Based on the knowledge that nothing is usually put there before calling the file system, MUP stores a magic value of 0xFF444653 (0xFF”MUP”) into FsContext2 and a pointer to a data structure in FsContext before passing the request to the redirector. Attempting to find more details about the magic value brings up practically nothing, though you can find the following definitions in the LanmanRedirector sources that used to be provided with the WDK:
#define DFS_OPEN_CONTEXT 0xFF444653 typedef struct _DFS_NAME_CONTEXT_ { UNICODE_STRING UNCFileName; LONG NameContextType; ULONG Flags; } DFS_NAME_CONTEXT, *PDFS_NAME_CONTEXT;
And some further details on their usage throughout the source of the sample.
As we’ll soon learn, this approach creates issues for file system filters that need to filter the SMB redirector. However, before we point out the complexities this creates for filters, let’s continue our investigation of how this all works without filters involved.
What About Accessing a Link?
So far, we’ve only seen accessing a standalone UNC share and the root of a DFS server. Accessing a link of a DFS server complicates this situation even further and brings to light another feature of the MUP DFS implementation.
When a user attempts to open \\DfsServer\DfsRoot\DfsLink, everything proceeds as it did previously. The create first arrives at MUP and MUP determines that this is a DFS server, so MUP reparses the create back to itself at its DFS root device object. DFS then finds the appropriate redirector device for \\DfsServer\DfsRoot, which will again be \Device\LanmanRedirector.
MUP then attempts to open \\DfsServer\DfsRoot\DfsLink on the DFS server via the redirector. Because this is not an actual share on the server but a link to another server, the DFS server will return a special status of STATUS_PATH_NOT_ COVERED to the client. MUP responds to this special status by sending what is called a, “DFS referral packet” via the redirector to the server for the failing path. The response to this referral packet is the actual location of the DFS link, for example \\FooServer\Share.
MUP is now at the end of its name resolution process and it knows the real path that is to be used for this create operation. However, MUP is also now back to square one in processing the create request. In other words, MUP must process the open of \\FooServer\Share as if this is what the user initially opened. This is due to the fact that MUP is not sure which redirector to use to communicate with this server/share combination.
Therefore, at this point MUP sends the create IRP back to itself at MupCreate. Processing at this point proceeds exactly as it did in the non-DFS case, with MUP finding the appropriate redirector for this open, pre-pending the redirector device name to the path, and returning STATUS_REPARSE. For example, in this case the resulting name might end up as, \Device\LanmanRedirector\FooServer\Share.
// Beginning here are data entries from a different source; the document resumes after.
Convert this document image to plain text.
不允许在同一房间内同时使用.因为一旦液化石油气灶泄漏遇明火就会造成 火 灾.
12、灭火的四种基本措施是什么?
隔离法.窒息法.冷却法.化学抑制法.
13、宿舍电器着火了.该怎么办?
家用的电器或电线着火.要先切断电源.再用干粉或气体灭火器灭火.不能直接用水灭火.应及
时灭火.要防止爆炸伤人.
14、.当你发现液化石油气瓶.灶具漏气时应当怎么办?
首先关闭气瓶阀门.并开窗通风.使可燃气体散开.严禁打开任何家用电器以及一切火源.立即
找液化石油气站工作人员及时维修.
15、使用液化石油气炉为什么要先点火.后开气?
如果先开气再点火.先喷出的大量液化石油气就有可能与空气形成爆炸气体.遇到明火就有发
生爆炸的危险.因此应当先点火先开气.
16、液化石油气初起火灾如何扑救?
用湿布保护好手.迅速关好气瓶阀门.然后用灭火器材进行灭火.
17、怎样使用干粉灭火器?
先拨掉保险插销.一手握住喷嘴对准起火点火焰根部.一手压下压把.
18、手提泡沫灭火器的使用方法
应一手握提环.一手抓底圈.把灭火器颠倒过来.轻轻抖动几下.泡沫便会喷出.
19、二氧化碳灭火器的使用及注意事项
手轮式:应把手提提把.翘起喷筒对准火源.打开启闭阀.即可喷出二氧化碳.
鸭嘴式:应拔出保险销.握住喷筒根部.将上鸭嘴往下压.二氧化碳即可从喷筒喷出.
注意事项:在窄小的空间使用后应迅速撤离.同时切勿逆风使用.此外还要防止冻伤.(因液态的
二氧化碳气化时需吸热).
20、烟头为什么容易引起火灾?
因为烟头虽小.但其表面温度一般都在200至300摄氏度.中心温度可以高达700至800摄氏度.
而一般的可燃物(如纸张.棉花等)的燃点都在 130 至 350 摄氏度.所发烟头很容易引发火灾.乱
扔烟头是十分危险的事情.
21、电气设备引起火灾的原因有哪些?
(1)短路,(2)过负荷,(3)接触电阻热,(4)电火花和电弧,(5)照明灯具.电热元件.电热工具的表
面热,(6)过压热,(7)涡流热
You would believe that at this point MUP would return STATUS_REPARSE back to the I/O Manager and the resulting file object would point to \Device\Lanman Redirector, just as in the non-DFS case that we first looked at. However, that is not at all what happens. Instead, MUP internally handles the reparse processing and forwards the request to the appropriate redirector device object. Upon successful completion, MUP will then (finally) complete the user request with success, resulting in the file object pointing to the MUP DFS device object.
Why This Creates Additional Complexity for Filters
Why does filtering DFS turn out to be such a big pain for filter writers?
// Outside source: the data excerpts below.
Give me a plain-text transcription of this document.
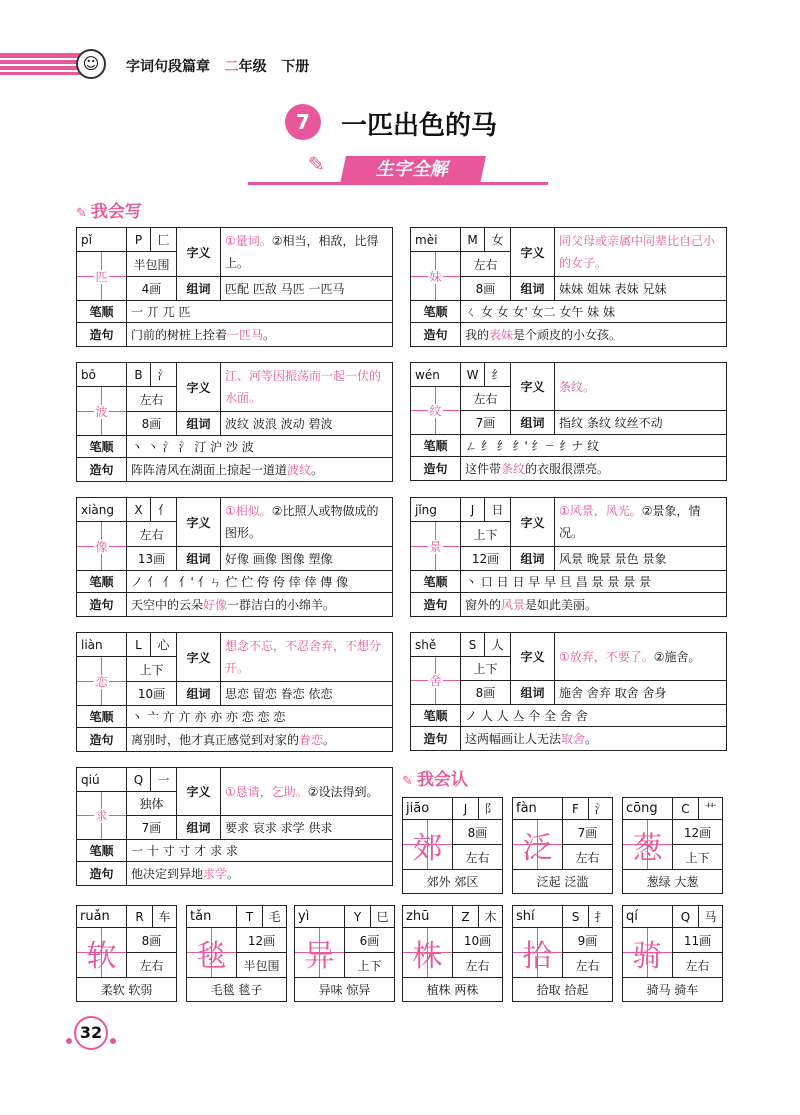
☺	字词句段篇章 二年级 下册
7	一匹出色的马
✎	生字全解
✎ 我会写
✎ 我会认
pǐ	P	匚	字义	①量词。②相当，相敌，比得上。
匹	半包围			
	4画		组词	匹配 匹敌 马匹 一匹马
笔顺	一 丌 兀 匹			
造句	门前的树桩上拴着一匹马。			
mèi	M	女	字义	同父母或亲属中同辈比自己小的女子。
妹	左右			
	8画		组词	妹妹 姐妹 表妹 兄妹
笔顺	ㄑ 女 女 女' 女二 女午 妹 妹			
造句	我的表妹是个顽皮的小女孩。			
bō	B	氵	字义	江、河等因振荡而一起一伏的水面。
波	左右			
	8画		组词	波纹 波浪 波动 碧波
笔顺	丶 丶 氵 氵 汀 沪 沙 波			
造句	阵阵清风在湖面上掠起一道道波纹。			
wén	W	纟	字义	条纹。
纹	左右			
	7画		组词	指纹 条纹 纹丝不动
笔顺	ㄥ 纟 纟 纟' 纟ㄧ 纟ナ 纹			
造句	这件带条纹的衣服很漂亮。			
xiàng	X	亻	字义	①相似。②比照人或物做成的图形。
像	左右			
	13画		组词	好像 画像 图像 塑像
笔顺	ノ 亻 亻 亻' 亻ㄣ 伫 伫 侉 侉 倖 倖 傳 像			
造句	天空中的云朵好像一群洁白的小绵羊。			
jǐng	J	日	字义	①风景，风光。②景象，情况。
景	上下			
	12画		组词	风景 晚景 景色 景象
笔顺	丶 口 日 日 早 早 旦 昌 景 景 景 景			
造句	窗外的风景是如此美丽。			
liàn	L	心	字义	想念不忘，不忍舍弃，不想分开。
恋	上下			
	10画		组词	思恋 留恋 眷恋 依恋
笔顺	丶 亠 亣 亣 亦 亦 亦 恋 恋 恋			
造句	离别时，他才真正感觉到对家的眷恋。			
shě	S	人	字义	①放弃，不要了。②施舍。
舍	上下			
	8画		组词	施舍 舍弃 取舍 舍身
笔顺	ノ 人 人 亼 仐 全 舍 舍			
造句	这两幅画让人无法取舍。			
qiú	Q	一	字义	①恳请，乞助。②设法得到。
求	独体			
	7画		组词	要求 哀求 求学 供求
笔顺	一 十 寸 寸 才 求 求			
造句	他决定到异地求学。			
jiāo	J	阝
郊	8画	
	左右	
郊外 郊区		
fàn	F	氵
泛	7画	
	左右	
泛起 泛滥		
cōng	C	艹
葱	12画	
	上下	
葱绿 大葱		
ruǎn	R	车
软	8画	
	左右	
柔软 软弱		
tǎn	T	毛
毯	12画	
	半包围	
毛毯 毯子		
yì	Y	巳
异	6画	
	上下	
异味 惊异		
zhū	Z	木
株	10画	
	左右	
植株 两株		
shí	S	扌
拾	9画	
	左右	
拾取 拾起		
qí	Q	马
骑	11画	
	左右	
骑马 骑车		
32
The first issue that you’ll have when dealing with DFS is load ordering. When the redirector drivers register with MUP via FsRtlRegisterUncProvider, MUP opens the target device name and caches the returned device object. Thus, if your filter is not instantiated on the redirector device at the time of this open your filter will be bypassed for the communication between DFS and the redirector. Mini-filters luck out a bit here because you just need to make sure that Filter Manager is loaded and attached early, this ensures that the Filter Manager device object will be in the call chain and then you can just attach your filter instance later. Usual load ordering rules can be used to make sure that fltmgr.sys is loaded early enough in the boot process. Prior to Vista, in order to guarantee that Filter Manager will actually attach early in the boot process make sure that the Filter Manager AttachWhenLoaded registry value is correctly set to 1.
With your filter properly inserted between MUP and the redirector you have a new set of issues to handle. Remember that DFS and the redirector have a secret handshake stuffed in a couple of fields of the file object. In order for this design to work in all cases, those fields must be propagated to whatever file object is sent to the redirector. This is a monster problem for a filter that wants to perform its own open of the file or directory with IoCreateFileSpecifyDeviceObjectHint or FltCreateFile. These APIs generate their own file objects with no opportunity for the caller to modify the resulting file object before it is sent to the target device. Thus, a filter performing these types of operations breaks the chain between DFS and the redirector, leading to unexpected results from the create.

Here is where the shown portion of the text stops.